Daha önceki soruları yanıtlarken belirttiğim gibi güven kültürü, yeterlik, hesap verebilirlik, saydamlık gibi bileşenlerdeki yetersizlik Türkiye’de okul özerkliği konusunda en temel engellerdir. Bu engelleri aşmak özellikle güven kültürü açısından oldukça zordur. Ancak öğretmen yeterliği konusundaki engeli beş yıllık bir plan dahilinde iyi bir aşamaya getirebiliriz. Eğitim fakültelerine giriş koşullarını düzenleyerek, mesleki gelişim eğitimlerini düzenleyerek öğretmen yeterliliğini daha kısa sürede aşabiliriz. Hesap verebilirlik ve saydamlığı da aşabileceğimizi düşünüyorum. En zoru güven engelini aşmak gibi görünüyor, çünkü bu bir kültür. Ülkemizde yöneten ile yönetilen arasında güç mesafesi oldukça fazla. Güç mesafesi yöneten ile yönetilen arasındaki açıklıktır. “Yöneten kendisini ne kadar yönetimin bir parçası olarak görüyor” “bir sorun olduğu zaman kendisini ne kadar yöneticilere açıklayabiliyor” soruları bu açıklığı tanımlamaktadır. Türkiye’de yönetim kültürü ile ilgili bu zihni modellerin sorgulanması gerekmektedir. Dolayısıyla güven kültürünün oluşması için bir zihinsel hazırlık süreci şarttır. Bunun için illerde öğretmen, yönetici ve sivil toplum örgütlerinin de katıldığı küçük toplantılar, seminerler düzenlenebilir. Ancak bunun sihirli bir formülü bulunmamaktadır.

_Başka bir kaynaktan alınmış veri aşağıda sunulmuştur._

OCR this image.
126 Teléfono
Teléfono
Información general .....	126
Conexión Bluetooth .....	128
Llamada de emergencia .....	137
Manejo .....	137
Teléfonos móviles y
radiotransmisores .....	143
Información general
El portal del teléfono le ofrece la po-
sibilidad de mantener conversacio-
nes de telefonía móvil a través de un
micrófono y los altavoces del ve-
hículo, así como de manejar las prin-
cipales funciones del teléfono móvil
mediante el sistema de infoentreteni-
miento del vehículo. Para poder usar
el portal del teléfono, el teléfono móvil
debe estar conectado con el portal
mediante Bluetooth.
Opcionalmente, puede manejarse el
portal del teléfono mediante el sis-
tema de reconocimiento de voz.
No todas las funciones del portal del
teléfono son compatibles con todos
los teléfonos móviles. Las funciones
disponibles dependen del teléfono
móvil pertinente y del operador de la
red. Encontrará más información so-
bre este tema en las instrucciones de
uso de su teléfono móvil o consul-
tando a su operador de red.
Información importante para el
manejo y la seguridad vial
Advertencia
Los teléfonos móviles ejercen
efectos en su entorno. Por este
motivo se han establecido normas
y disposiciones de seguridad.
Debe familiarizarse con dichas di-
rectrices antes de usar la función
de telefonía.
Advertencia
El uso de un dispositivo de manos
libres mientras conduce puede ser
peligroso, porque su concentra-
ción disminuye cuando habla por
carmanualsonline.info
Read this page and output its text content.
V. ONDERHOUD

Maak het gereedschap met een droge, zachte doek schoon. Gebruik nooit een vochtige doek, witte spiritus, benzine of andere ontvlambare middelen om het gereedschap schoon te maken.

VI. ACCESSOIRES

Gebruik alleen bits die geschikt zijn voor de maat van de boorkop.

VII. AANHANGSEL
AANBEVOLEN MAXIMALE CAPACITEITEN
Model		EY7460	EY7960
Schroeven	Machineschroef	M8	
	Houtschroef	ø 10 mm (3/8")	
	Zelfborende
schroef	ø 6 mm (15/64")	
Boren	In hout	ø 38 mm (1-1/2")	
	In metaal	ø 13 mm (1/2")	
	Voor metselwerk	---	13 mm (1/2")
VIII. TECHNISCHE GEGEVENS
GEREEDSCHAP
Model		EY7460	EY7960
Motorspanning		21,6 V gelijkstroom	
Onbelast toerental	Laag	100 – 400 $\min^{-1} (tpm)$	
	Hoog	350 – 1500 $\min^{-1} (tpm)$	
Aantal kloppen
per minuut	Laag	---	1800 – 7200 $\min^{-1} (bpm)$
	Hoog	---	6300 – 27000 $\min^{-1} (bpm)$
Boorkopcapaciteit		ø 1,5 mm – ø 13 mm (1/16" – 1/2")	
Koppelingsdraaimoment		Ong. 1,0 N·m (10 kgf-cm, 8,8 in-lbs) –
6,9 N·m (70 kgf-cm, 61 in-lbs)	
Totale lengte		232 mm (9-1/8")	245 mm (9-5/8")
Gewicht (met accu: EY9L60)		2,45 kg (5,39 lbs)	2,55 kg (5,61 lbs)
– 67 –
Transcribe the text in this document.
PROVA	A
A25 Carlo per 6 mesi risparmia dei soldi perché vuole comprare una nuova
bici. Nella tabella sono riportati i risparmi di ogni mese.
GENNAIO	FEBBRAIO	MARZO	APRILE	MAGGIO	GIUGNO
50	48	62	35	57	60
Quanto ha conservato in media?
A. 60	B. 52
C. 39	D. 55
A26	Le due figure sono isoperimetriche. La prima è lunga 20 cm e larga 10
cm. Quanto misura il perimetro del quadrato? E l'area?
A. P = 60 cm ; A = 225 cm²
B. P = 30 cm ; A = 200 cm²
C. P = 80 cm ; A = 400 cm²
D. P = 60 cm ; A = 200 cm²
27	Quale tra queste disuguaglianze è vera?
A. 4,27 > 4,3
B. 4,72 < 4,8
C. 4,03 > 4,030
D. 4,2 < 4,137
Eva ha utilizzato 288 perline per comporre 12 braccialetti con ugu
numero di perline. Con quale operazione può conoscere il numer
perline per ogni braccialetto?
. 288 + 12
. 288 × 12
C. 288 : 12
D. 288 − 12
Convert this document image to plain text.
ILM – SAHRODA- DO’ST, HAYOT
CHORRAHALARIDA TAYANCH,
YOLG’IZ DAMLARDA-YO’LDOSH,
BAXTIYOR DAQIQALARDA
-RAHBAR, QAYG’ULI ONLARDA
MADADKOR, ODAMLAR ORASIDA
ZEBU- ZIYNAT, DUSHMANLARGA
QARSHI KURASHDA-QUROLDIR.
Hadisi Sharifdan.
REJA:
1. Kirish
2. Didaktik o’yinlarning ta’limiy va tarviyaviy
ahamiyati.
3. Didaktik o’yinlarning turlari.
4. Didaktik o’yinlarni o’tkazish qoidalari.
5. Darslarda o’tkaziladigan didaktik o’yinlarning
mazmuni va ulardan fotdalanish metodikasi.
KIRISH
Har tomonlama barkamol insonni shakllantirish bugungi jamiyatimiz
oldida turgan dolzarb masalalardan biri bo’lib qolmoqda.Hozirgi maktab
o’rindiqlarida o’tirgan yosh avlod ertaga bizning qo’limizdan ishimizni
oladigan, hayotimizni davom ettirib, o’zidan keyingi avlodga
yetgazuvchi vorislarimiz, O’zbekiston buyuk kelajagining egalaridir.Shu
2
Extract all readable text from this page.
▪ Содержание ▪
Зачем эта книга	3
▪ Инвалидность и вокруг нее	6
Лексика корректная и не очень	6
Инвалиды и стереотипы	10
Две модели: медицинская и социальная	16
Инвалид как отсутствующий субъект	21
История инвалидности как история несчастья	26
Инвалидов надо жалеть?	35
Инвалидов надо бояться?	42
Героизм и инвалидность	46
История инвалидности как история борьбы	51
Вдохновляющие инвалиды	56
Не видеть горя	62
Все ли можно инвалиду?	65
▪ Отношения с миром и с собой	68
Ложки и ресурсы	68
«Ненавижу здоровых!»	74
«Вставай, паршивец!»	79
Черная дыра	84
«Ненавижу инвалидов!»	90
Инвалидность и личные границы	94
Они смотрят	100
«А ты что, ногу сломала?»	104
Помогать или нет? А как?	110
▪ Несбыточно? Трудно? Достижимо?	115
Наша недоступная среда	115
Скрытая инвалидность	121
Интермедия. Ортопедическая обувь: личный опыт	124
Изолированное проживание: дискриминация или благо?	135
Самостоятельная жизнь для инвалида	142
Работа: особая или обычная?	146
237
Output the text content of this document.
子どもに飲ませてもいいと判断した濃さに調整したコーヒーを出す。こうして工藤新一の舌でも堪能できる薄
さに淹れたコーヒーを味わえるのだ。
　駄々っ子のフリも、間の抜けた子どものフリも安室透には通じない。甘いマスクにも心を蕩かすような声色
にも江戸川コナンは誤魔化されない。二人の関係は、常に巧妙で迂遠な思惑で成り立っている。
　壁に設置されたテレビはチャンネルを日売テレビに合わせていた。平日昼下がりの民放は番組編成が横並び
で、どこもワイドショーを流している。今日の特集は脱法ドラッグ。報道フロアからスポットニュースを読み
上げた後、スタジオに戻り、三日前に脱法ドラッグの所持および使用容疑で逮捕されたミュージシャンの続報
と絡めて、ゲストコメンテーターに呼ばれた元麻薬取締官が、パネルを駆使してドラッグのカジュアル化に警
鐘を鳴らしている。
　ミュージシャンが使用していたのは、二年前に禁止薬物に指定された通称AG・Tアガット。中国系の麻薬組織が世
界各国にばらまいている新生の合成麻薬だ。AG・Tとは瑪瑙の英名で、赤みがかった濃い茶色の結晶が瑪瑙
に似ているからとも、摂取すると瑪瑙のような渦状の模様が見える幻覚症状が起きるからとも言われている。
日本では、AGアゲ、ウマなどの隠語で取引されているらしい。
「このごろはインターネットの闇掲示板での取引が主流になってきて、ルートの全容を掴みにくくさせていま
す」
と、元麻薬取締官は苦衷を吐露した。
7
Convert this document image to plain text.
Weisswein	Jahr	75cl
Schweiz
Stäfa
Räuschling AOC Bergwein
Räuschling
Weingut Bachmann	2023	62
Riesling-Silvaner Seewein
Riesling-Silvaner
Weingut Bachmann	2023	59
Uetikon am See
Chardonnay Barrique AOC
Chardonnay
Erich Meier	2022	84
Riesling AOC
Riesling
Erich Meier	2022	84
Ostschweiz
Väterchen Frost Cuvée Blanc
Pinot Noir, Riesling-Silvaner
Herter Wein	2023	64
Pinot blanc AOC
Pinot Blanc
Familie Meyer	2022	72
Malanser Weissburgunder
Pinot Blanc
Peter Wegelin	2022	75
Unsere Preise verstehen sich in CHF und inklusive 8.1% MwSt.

64. Hükümet Programında ilk ve ortaöğretimde okul bazlı bütçe yönetimine geçilmesine yönelik çalışmalar yapılacağından bahsedilmekte. Okulların özerkleşmesi ve karar alma serbestisinde okul bazlı bütçe yönetiminin nasıl bir etkisi olur?

Okul bazlı bütçe yönetimini destekliyorum. Okullara kendi kaynaklarını oluşturma seçenekleri sunularak, kaynak sağlanarak okulların kendi yönetimini gerçekleştirmesi sağlanabilir. Adil ve doğru bir bütçelendirme yapılabilirse okul bazlı bütçe yönetim modeli uygulanabilir olacaktır, okullarımızın bunu yapabileceğini düşünüyorum. Ancak bu uygulamanın şu anki okul yapısı ile yürütülmesi zor olacaktır. Çünkü okulların bu konuda insan kaynağı yeterli değildir. Bu nedenle, okullara yeni bir birim eklenerek yönetim kurullarının oluşturulması gerekmektedir. Okul bütçesinin velilerin de dâhil olduğu yönetim kurulu tarafından denetlenmesi gerekmektedir. Özerklikten önce okulların kendi kararlarını alabilecek yetkinliğe ulaşmaları sağlanmalıdır.

Türkiye’deki yönetim kültürü açısından düşünüldüğünde, eğitim finansmanında demokratikleşme ne yönde çıktılar üretir?

Özerklik demek güven, saydamlık, hesap verebilirlik, yeterlik demektir. Eğer bütçe yönetimi okullara bırakılacaksa okulların bu çerçevede yeniden organize edilmesi gerekmektedir. Bu sürecin çıktısı demokratik bir okul olacaktır. Özellikle bütçe konusunda saydamlık ve hesap verebilirlik daha önemli iki kavram olarak karşımıza çıkmaktadır.

Birkaç not daha eklemek istiyorum;

AB’de ülkelerin en az üçte ikisinde ders kitaplarını okul kendisi seçmektedir. Bununla birlikte, okulların öğrencileri nasıl değerlendirecekleri, ne tür sınavlar yapacakları konusunda da ülkelerin büyük bir kısmında özerklik söz konusudur. Yine ülkelerin en az üçte ikisinde öğrencilerin sınıf tekrarı konusunda özerklik söz konusudur. Bununla birlikte, çalışma saatlerini belirleme konusunda özerk olan ülkeler bulunmaktadır, örneğin Hollanda öğretmenlerin kaç saat çalışacağına okulların karar verdiği bu konuda tam özerk bir ülkedir. Mesleki gelişim programlarını okulların düzenlemesi konusunda da Avrupa’daki ülkelerin büyük bir kısmı özerktir.